2. The malfunction prevention unit includes a wall portion arranged along the outer circumference of the operating surface, An operating device for a work machine according to claim 1.

3. The wall portion is located only on a part of the outer periphery of the operating surface. An operating device for a work machine according to claim 2.

4. The amount of the malfunction prevention part protruding from the operating surface is greater than the amount of the object being operated protruding from the operating surface. An operating device for a work machine according to any one of claims 1 to 3.

5. The body has a hook portion on the back surface opposite to the operating surface, which allows the user's fingers to be hooked onto it. An operating device for a work machine according to any one of claims 1 to 4.

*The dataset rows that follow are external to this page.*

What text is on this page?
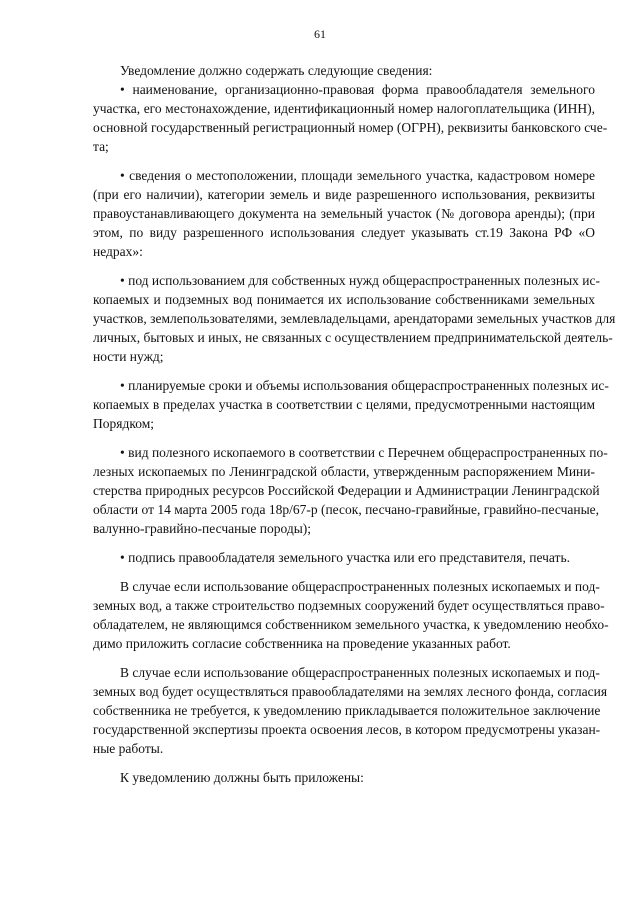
61
Уведомление должно содержать следующие сведения:
• наименование, организационно-правовая форма правообладателя земельного
участка, его местонахождение, идентификационный номер налогоплательщика (ИНН),
основной государственный регистрационный номер (ОГРН), реквизиты банковского сче-
та;
• сведения о местоположении, площади земельного участка, кадастровом номере
(при его наличии), категории земель и виде разрешенного использования, реквизиты
правоустанавливающего документа на земельный участок (№ договора аренды); (при
этом, по виду разрешенного использования следует указывать ст.19 Закона РФ «О
недрах»:
• под использованием для собственных нужд общераспространенных полезных ис-
копаемых и подземных вод понимается их использование собственниками земельных
участков, землепользователями, землевладельцами, арендаторами земельных участков для
личных, бытовых и иных, не связанных с осуществлением предпринимательской деятель-
ности нужд;
• планируемые сроки и объемы использования общераспространенных полезных ис-
копаемых в пределах участка в соответствии с целями, предусмотренными настоящим
Порядком;
• вид полезного ископаемого в соответствии с Перечнем общераспространенных по-
лезных ископаемых по Ленинградской области, утвержденным распоряжением Мини-
стерства природных ресурсов Российской Федерации и Администрации Ленинградской
области от 14 марта 2005 года 18р/67-р (песок, песчано-гравийные, гравийно-песчаные,
валунно-гравийно-песчаные породы);
• подпись правообладателя земельного участка или его представителя, печать.
В случае если использование общераспространенных полезных ископаемых и под-
земных вод, а также строительство подземных сооружений будет осуществляться право-
обладателем, не являющимся собственником земельного участка, к уведомлению необхо-
димо приложить согласие собственника на проведение указанных работ.
В случае если использование общераспространенных полезных ископаемых и под-
земных вод будет осуществляться правообладателями на землях лесного фонда, согласия
собственника не требуется, к уведомлению прикладывается положительное заключение
государственной экспертизы проекта освоения лесов, в котором предусмотрены указан-
ные работы.
К уведомлению должны быть приложены:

6. The body has a length, The aforementioned hook portion extends along the longitudinal direction of the body. An operating device for a work machine according to claim 5.

7. The aforementioned hook portion protrudes from the back surface, An operating device for a work machine according to claim 5 or 6.

8. The object to be operated includes a stick operator that is operated to tilt a stick protruding from the operating surface, The aforementioned malfunction prevention unit is arranged around the stick control so as to surround the stick control from at least two directions. An operating device for a work machine according to any one of claims 1 to 7.

9. The body is configured to allow the orientation of the operating surface to be changed. An operating device for a work machine according to any one of claims 1 to 8.

10. An operating device for a work machine according to any one of claims 1 to 9, The aircraft comprises a body on which the aforementioned operating device is mounted, Agricultural machinery.